Life Is a Beach

Dec. 9, 2013
Dana Point, Calif., development prevents spread of bacterial pollution with storm water system

Over the past several years, Baby Beach has been closed more than it’s been open. Tucked in the back of Dana Point Harbor in Dana Point, Calif., the 200-yd stretch of sand ranks among the state’s most bacterially polluted ocean beaches. “No one is sure why the bacteria thrive there,” said Jim Volz, senior civil engineer of Orange County’s Watershed and Coastal Resources Division.

The challenge

Headlands Reserve LLC—a corporation wanting to build a resort and custom residential housing development at Dana Point—worked closely with the city and county to manage its runoff well.

Now called the Strand at Headlands, the 121-acre property rests about a quarter mile from the beach. Sixty-eight acres of open space will hold a wildlife conservation park, four other parks and walking trails. A key feature of the development is its best management practice (BMP) water quality treatment system, which helps mitigate the existing conditions at Baby Beach and insures that no water quality issues impact the beach.

“While no treatment train for storm water runoff addresses bacteria, managing the runoff has an impact on the beach,” said Taylor Darnall, the site’s property manager. “We wanted to work with Orange County to provide the best solution to address the problem from the start.”

The solution

Under different conditions, a sand filter could work. But there were concerns about disturbing the landscape to create one, the area it would occupy and its ease of maintenance. Instead, Headlands Reserve chose the StormScreen and Stormwater Management StormFilter from Contech Construction Solutions Inc. to manage and treat runoff and storm flows.

Installation took four days—three days to prepare the holes and one day to set the vaults in place. “Our biggest challenge was pumping out the groundwater from the ocean,” said Mike Trumble, president of Kennedy Pipeline. “At high tide there was about four feet of water in the holes.”

Installing the systems under a parking lot left more land available for other uses, such as parks and housing.

To install the system, workers dug a hole in the parking lot and removed a small section of storm drain installed in 1969. They constructed a manhole containing an 18-in.-high concrete diversion dam in a gap of the storm drain. When runoff exceeds the first-flush storm flow, it runs up and over this concrete dam and into the existing storm drain to the beach. The fixed concrete dam directs all urban runoff and first-flush storm flows out of the storm drain and into a 6-ft-by-12-ft StormScreen vault.

A 4-in.-diameter PVC pipe downstream of the StormScreen vault delivers urban runoff to the sanitary sewer. The valve between the StormScreen vault and the sanitary sewer is opened and closed at least twice a year. During the dry season, a county worker opens the valve so the urban runoff, after the StormScreen cleans it of debris, flows into the sanitary sewer. In the rainy season, the valve is closed so the outflow runs from the StormScreen into the StormFilter vault.

With an average rainfall of just over 12 in. a year, it’s rare to close the valve during the dry season, unless rain is forecast. When rain is expected, the county closes the valve to filter the storm water flow and capture as much particulate matter as possible in the StormFilter before emptying at the beach. “A recent dry season flow test showed about 300 gal of runoff a day,” said Volz. “We don’t expect the Headlands development to add much to that.”

The StormScreen captures any debris pea-sized (2.4 mm) or bigger from the flow before it enters the sanitary sewer during the dry season. It is a passive siphon-activated cartridge, and it assures the entire surface area of the screen is used evenly during every storm. Directing the dry season nuisance flows into the sanitary sewer prevents any bacteria in the flow from making it to the beach.

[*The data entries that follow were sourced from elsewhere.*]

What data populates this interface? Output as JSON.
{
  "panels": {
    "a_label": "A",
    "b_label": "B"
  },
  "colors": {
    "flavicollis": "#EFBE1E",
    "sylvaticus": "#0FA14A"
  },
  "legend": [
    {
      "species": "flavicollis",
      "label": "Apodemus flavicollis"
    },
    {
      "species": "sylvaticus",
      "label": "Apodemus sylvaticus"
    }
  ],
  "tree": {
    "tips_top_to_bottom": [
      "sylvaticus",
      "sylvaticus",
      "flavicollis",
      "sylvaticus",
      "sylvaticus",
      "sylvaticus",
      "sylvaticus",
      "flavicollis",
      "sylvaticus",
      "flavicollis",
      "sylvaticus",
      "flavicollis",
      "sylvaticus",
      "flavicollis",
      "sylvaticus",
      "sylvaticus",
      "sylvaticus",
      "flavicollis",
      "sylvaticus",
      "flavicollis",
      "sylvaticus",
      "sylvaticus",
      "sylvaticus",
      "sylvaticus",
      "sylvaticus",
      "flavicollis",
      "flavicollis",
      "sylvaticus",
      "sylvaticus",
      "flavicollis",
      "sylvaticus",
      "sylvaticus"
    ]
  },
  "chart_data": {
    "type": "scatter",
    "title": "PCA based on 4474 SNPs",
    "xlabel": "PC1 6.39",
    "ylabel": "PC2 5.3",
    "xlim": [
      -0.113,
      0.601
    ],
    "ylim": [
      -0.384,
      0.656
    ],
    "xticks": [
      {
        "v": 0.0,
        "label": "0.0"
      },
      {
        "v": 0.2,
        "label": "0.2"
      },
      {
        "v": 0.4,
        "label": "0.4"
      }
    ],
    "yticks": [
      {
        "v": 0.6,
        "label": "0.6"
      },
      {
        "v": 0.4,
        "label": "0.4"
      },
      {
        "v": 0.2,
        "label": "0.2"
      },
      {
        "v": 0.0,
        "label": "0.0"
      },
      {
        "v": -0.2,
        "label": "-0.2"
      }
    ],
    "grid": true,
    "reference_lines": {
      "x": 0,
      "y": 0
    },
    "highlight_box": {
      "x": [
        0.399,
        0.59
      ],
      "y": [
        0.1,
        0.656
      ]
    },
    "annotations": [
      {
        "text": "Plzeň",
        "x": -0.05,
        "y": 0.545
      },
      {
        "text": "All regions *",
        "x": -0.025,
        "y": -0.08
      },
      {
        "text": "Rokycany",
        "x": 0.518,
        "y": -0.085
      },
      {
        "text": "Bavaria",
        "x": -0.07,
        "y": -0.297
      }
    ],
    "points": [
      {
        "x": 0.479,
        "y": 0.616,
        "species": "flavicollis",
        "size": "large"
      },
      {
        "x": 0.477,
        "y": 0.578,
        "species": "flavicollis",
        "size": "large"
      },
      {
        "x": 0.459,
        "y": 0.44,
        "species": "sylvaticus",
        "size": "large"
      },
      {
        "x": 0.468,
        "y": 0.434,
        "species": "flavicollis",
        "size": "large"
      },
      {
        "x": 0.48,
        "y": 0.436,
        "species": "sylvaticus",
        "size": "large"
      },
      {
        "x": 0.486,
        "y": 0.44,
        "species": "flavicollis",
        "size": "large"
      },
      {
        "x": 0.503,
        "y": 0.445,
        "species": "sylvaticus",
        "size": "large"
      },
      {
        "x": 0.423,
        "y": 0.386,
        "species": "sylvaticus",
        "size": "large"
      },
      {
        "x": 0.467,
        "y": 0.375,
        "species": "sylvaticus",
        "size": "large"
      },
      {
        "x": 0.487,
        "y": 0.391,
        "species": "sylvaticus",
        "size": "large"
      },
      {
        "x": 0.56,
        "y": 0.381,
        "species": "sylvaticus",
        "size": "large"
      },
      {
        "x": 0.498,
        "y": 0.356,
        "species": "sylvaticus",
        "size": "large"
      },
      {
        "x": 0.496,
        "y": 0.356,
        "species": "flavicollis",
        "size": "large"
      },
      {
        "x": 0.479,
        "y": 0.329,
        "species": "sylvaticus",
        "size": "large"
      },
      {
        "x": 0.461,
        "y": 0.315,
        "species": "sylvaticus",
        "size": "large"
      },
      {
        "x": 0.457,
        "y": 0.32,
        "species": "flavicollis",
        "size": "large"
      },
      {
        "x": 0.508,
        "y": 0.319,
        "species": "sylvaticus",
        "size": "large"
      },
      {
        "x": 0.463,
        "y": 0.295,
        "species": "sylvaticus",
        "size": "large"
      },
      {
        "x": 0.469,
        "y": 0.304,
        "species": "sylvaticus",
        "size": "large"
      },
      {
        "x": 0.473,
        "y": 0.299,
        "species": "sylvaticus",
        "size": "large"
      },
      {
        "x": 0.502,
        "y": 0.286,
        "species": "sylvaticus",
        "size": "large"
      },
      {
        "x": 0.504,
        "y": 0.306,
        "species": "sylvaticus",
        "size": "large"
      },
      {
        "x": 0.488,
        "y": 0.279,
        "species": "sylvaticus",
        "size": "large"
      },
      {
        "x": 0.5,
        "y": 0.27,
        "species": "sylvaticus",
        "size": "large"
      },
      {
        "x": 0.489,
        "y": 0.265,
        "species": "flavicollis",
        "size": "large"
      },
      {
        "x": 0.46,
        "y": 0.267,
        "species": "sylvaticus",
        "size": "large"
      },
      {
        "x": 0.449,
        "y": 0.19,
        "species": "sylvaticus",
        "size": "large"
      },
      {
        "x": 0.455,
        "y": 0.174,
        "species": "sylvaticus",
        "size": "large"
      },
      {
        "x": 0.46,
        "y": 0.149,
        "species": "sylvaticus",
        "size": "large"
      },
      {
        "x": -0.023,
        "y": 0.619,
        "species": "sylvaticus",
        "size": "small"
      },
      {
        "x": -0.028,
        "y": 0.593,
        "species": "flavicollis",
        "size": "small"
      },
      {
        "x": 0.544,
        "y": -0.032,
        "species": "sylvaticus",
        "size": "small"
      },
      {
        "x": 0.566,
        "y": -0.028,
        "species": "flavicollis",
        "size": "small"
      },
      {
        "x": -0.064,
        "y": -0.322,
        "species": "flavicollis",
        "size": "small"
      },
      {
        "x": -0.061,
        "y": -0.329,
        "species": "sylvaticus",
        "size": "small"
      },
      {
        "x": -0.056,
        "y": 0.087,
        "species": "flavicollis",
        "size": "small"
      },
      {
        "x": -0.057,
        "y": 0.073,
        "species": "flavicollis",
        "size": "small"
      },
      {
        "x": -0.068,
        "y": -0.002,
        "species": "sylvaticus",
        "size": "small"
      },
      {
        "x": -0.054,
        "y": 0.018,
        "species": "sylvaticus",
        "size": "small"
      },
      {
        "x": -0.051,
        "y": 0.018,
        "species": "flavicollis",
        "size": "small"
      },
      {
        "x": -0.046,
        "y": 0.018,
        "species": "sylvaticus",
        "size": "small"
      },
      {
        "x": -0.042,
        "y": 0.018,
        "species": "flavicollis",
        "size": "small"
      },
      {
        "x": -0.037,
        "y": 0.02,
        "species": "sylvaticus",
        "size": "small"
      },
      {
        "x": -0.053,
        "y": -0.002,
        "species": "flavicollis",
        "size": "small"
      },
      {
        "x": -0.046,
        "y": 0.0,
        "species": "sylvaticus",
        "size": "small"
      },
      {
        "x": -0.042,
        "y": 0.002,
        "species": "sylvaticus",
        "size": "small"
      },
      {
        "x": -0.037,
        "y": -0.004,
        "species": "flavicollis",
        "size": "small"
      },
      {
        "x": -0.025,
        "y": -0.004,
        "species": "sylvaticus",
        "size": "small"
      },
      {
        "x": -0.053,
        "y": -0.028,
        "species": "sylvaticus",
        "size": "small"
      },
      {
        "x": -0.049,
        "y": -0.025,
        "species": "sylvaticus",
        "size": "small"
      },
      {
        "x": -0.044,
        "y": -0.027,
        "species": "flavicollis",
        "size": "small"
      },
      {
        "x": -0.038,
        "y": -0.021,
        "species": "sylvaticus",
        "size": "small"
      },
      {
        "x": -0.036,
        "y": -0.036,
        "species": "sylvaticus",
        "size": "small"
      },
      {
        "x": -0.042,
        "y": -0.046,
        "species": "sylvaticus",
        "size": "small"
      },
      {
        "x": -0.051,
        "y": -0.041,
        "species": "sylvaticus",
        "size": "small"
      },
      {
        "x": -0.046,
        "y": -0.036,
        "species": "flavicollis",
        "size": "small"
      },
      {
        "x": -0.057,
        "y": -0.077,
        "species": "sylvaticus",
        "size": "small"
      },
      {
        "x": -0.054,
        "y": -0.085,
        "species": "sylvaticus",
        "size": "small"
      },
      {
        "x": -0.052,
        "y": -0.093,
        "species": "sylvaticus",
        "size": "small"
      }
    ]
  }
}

Downstream from the StormScreen are two large precast-concrete StormFilter vaults containing 154 filter cartridges for filtering storm water runoff during rain storms. Each filter cartridge contains three kinds of media: perlite, zeolite and activated carbon. These media target a full range of pollutants carried by runoff, such as total suspended solids (TSS), soluble heavy metals, oil and grease and nutrients. A 24-in. diameter, reinforced concrete pipe joins the StormFilter to an existing storm drain that empties runoff onto the beach at low tide and into the sea at high tide.

The results

“Headlands Reserve completed the design, installation and provided water quality improvements more quickly than Orange County could have,” said Volz.

According to Darnall, it is unusual to put the storm water treatment system in before the development, but that’s what Headlands Reserve did to make sure it did everything to help address the existing pollution and lessen the project’s impact on Baby Beach. Grading for custom home sites and the infrastructure has begun, and lot sales will begin in September. During this work, the company is using temporary measures such as sandbags, detention basins and matting for runoff control. An additional storm water management system for the residential phase of the development will be installed. The homeowners and the city will be responsible for the long-term maintenance.